Beppo had not, however, dressed himself for professional purposes. The coming occasion was more solemn and his toilette an act of the purest piety. Perhaps that was why, when Mrs. Pascoe turned her contempt on him again, he was no longer amused.

The old woman, as she set out the jugs, was saying, "Fetch up them bottles, M'ree. An' Becky or whatever your name is—"

She turned and beheld the basin of dirty water. "You take that right down stairs!" cried she, in outrage. "An' the rest o' yer trash with yeh! When I clean a place, I want it left clean!"

He said something, sulkily, about emptying it herself.

"Well, when I come to emptyin' swill, 't won't be no Dago swill! Here—"

For he had furiously snatched the basin above his head to dash it on the floor.

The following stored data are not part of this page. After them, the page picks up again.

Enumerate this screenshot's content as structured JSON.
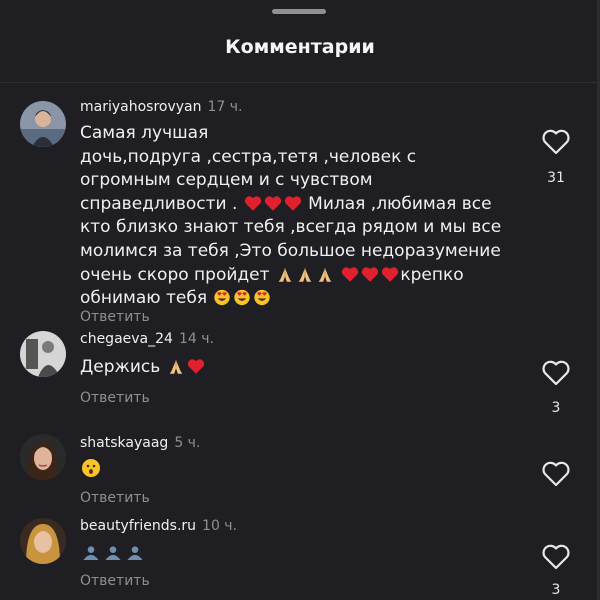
{
  "sheet": {
    "title": "Комментарии"
  },
  "comments": [
    {
      "username": "mariyahosrovyan",
      "time": "17 ч.",
      "text_lines": [
        "Самая лучшая",
        "дочь,подруга ,сестра,тетя ,человек с",
        "огромным сердцем и с чувством",
        "справедливости .",
        "Милая ,любимая все",
        "кто близко знают тебя ,всегда рядом и мы все",
        "молимся за тебя ,Это большое недоразумение",
        "очень скоро  пройдет",
        "крепко",
        "обнимаю тебя"
      ],
      "reply_label": "Ответить",
      "likes": "31"
    },
    {
      "username": "chegaeva_24",
      "time": "14 ч.",
      "text": "Держись",
      "reply_label": "Ответить",
      "likes": "3"
    },
    {
      "username": "shatskayaag",
      "time": "5 ч.",
      "text": "",
      "reply_label": "Ответить",
      "likes": ""
    },
    {
      "username": "beautyfriends.ru",
      "time": "10 ч.",
      "text": "",
      "reply_label": "Ответить",
      "likes": "3"
    }
  ],
  "icons": {
    "like": "heart-outline-icon",
    "emoji_heart": "red-heart-emoji",
    "emoji_pray": "praying-hands-emoji",
    "emoji_heart_eyes": "heart-eyes-emoji",
    "emoji_surprised": "surprised-face-emoji",
    "emoji_people": "busts-silhouette-emoji"
  },
  "colors": {
    "background": "#1f1f23",
    "muted_text": "#8e8e93",
    "heart_red": "#e0202e"
  }
}
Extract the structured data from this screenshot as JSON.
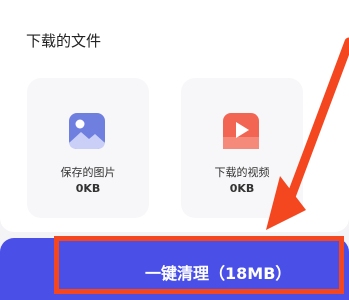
{
  "section": {
    "title": "下载的文件"
  },
  "cards": [
    {
      "label": "保存的图片",
      "size": "0KB",
      "icon": "image-icon"
    },
    {
      "label": "下载的视频",
      "size": "0KB",
      "icon": "video-play-icon"
    }
  ],
  "action": {
    "clean_label": "一键清理（18MB）"
  },
  "colors": {
    "primary": "#4a4fe8",
    "annotation": "#f4471f",
    "image_icon": "#6f7fe0",
    "video_icon": "#f26552"
  }
}
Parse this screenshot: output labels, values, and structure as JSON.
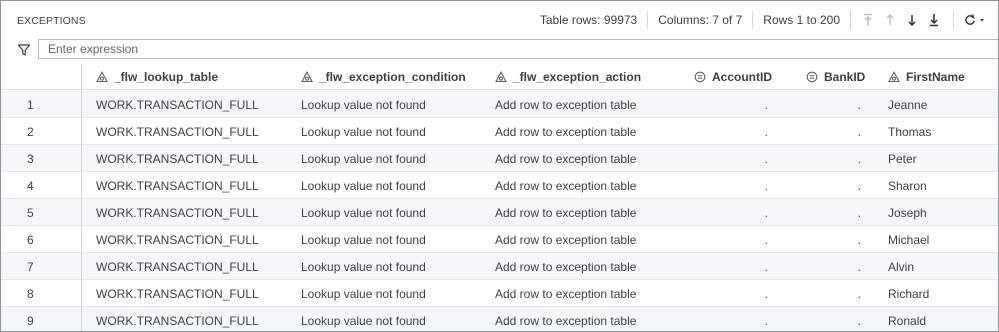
{
  "panel": {
    "title": "EXCEPTIONS",
    "table_rows": "Table rows: 99973",
    "columns": "Columns: 7 of 7",
    "rows_range": "Rows 1 to 200",
    "nav_icons": [
      "first-page-icon",
      "previous-page-icon",
      "next-page-icon",
      "last-page-icon"
    ],
    "refresh_icon": "refresh-icon"
  },
  "filter": {
    "icon": "filter-icon",
    "placeholder": "Enter expression",
    "value": ""
  },
  "columns": [
    {
      "name": "_flw_lookup_table",
      "type": "character"
    },
    {
      "name": "_flw_exception_condition",
      "type": "character"
    },
    {
      "name": "_flw_exception_action",
      "type": "character"
    },
    {
      "name": "AccountID",
      "type": "numeric"
    },
    {
      "name": "BankID",
      "type": "numeric"
    },
    {
      "name": "FirstName",
      "type": "character"
    }
  ],
  "rows": [
    {
      "n": "1",
      "lookup": "WORK.TRANSACTION_FULL",
      "condition": "Lookup value not found",
      "action": "Add row to exception table",
      "account": ".",
      "bank": ".",
      "first": "Jeanne"
    },
    {
      "n": "2",
      "lookup": "WORK.TRANSACTION_FULL",
      "condition": "Lookup value not found",
      "action": "Add row to exception table",
      "account": ".",
      "bank": ".",
      "first": "Thomas"
    },
    {
      "n": "3",
      "lookup": "WORK.TRANSACTION_FULL",
      "condition": "Lookup value not found",
      "action": "Add row to exception table",
      "account": ".",
      "bank": ".",
      "first": "Peter"
    },
    {
      "n": "4",
      "lookup": "WORK.TRANSACTION_FULL",
      "condition": "Lookup value not found",
      "action": "Add row to exception table",
      "account": ".",
      "bank": ".",
      "first": "Sharon"
    },
    {
      "n": "5",
      "lookup": "WORK.TRANSACTION_FULL",
      "condition": "Lookup value not found",
      "action": "Add row to exception table",
      "account": ".",
      "bank": ".",
      "first": "Joseph"
    },
    {
      "n": "6",
      "lookup": "WORK.TRANSACTION_FULL",
      "condition": "Lookup value not found",
      "action": "Add row to exception table",
      "account": ".",
      "bank": ".",
      "first": "Michael"
    },
    {
      "n": "7",
      "lookup": "WORK.TRANSACTION_FULL",
      "condition": "Lookup value not found",
      "action": "Add row to exception table",
      "account": ".",
      "bank": ".",
      "first": "Alvin"
    },
    {
      "n": "8",
      "lookup": "WORK.TRANSACTION_FULL",
      "condition": "Lookup value not found",
      "action": "Add row to exception table",
      "account": ".",
      "bank": ".",
      "first": "Richard"
    },
    {
      "n": "9",
      "lookup": "WORK.TRANSACTION_FULL",
      "condition": "Lookup value not found",
      "action": "Add row to exception table",
      "account": ".",
      "bank": ".",
      "first": "Ronald"
    }
  ]
}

She caught at and somehow prevented him, but not from whirling it through the window into the back yard. He was smiling again at this assuagement to his dignity when he suddenly perceived that the struggle had sprinkled his vest; spots appeared also upon his scarf's cerulean blue! He became, on the instant, a maniac, not human; he raved, he shrieked, his delicate skin flamed, tears suffused his eyes, he ran up and down scattering prayers, howls and curses. Until, one of these voyages bringing him close to Mrs. Pascoe's small disgusted figure, he seized her by the wrist and with the deliberate, systematic skill of custom began to wrench her arm.